The given diagram shows a triangular prism with right triangular bases ABC and A'B'C'. The height of the prism is the perpendicular distance between the two parallel and congruent bases. This height can be measured along lines AA', BB', or CC'.

The volume of a triangular prism can be calculated by multiplying the area of one of the triangular bases by the height of the prism. Therefore, to find the height of the prism, we can divide the volume by the area of one of the triangular bases.

The base of the given prism is a right triangle, with leg AB measuring 8 cm and the hypotenuse AC measuring 10 cm.

The area of a right triangle is equal to half the product of the lengths of its two legs.

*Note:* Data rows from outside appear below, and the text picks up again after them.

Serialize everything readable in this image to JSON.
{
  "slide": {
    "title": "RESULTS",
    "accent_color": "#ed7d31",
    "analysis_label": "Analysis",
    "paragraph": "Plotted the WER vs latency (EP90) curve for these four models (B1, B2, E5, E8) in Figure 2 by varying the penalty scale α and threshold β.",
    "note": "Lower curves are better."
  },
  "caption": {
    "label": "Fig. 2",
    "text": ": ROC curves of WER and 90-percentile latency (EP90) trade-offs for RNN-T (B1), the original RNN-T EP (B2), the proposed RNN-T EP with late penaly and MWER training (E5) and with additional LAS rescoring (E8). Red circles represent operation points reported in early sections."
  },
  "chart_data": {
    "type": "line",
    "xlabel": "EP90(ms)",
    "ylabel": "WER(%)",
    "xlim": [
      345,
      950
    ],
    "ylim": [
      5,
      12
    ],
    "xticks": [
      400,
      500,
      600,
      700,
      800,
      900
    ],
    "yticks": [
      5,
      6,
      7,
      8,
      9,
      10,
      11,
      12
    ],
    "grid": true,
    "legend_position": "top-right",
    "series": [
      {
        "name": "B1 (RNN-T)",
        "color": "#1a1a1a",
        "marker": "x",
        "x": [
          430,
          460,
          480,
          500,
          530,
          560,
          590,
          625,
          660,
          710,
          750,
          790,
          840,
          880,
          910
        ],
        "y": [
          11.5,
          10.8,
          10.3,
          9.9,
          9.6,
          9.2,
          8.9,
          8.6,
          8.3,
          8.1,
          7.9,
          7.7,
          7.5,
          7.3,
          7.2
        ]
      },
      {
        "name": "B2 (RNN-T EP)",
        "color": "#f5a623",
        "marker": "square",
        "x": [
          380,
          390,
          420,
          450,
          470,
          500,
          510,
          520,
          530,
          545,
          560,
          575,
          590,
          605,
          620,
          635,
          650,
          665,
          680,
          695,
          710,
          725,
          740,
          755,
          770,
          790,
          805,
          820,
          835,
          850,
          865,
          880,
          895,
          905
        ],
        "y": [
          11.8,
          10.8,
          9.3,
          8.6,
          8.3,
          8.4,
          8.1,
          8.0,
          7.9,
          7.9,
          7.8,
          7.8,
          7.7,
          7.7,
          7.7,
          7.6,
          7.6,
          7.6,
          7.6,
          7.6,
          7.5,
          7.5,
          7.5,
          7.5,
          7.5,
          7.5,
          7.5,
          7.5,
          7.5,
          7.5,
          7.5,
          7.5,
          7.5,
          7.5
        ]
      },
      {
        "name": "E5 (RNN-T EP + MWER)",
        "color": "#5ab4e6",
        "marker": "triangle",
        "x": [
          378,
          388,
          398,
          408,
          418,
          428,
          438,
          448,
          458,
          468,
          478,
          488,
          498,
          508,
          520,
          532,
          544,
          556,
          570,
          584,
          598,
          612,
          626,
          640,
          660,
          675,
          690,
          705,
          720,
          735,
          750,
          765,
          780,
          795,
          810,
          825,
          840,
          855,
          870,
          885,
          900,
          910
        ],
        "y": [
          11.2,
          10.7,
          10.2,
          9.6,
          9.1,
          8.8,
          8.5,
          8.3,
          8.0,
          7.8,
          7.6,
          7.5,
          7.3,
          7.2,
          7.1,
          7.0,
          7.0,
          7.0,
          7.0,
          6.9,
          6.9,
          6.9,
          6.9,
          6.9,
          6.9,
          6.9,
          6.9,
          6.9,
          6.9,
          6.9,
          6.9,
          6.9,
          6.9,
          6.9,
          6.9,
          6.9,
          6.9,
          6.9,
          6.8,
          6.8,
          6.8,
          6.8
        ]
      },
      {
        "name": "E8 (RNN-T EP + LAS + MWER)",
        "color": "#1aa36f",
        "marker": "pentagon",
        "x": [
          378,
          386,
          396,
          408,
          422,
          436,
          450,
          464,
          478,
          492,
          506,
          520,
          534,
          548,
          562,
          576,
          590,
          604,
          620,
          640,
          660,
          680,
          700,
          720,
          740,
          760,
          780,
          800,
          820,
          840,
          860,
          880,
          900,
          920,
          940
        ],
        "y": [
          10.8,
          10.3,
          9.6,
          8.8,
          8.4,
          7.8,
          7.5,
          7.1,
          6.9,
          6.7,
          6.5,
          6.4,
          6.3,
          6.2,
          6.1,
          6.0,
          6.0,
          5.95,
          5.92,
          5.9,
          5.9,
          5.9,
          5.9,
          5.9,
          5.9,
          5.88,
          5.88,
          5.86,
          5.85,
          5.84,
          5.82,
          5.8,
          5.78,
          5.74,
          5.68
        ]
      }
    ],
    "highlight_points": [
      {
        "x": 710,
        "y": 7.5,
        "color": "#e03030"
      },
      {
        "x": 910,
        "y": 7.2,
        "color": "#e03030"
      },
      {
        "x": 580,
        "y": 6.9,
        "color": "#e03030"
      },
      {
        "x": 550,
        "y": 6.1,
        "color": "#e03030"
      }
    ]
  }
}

Therefore, to calculate the area of the triangular base (ABC), we must first find the length of leg BC. To do this, use the Pythagorean Theorem:

`\begin{aligned}AB^2+BC^2&=AC^2\\8^2+BC^2&=10^2\\64+BC^2&=100\\64+BC^2-64&=100-64\\BC^2&=36\\√(BC^2)&=√(36)\\BC&=6\; \sf cm\end{aligned}`

Now, calculate the area of triangle ABC by taking half of the product of its two legs, AB and BC:

`\begin{aligned}\textsf{Area of $\triangle ABC$} &= (1)/(2) \cdot AB \cdot BC\\\\&= (1)/(2) \cdot 8\; \textsf{cm}\cdot 6\; \textsf{cm}\\\\&= 4\; \textsf{cm}\cdot 6\; \textsf{cm}\\\\&= 24 \; \sf cm^2\end{aligned}`

To find the height of the prism, divide the given volume (432 cm³) by the area of triangular base ABC:

`\begin{aligned}\textsf{Height}&= \frac{\sf Volume}{\textsf{Area of $\triangle ABC$}}\\\\&= (432\; \sf cm^3)/(24\; \sf cm^2)\\\\&= 18 \sf \; cm\end{aligned}`

Therefore, the height of the prism is 18 cm.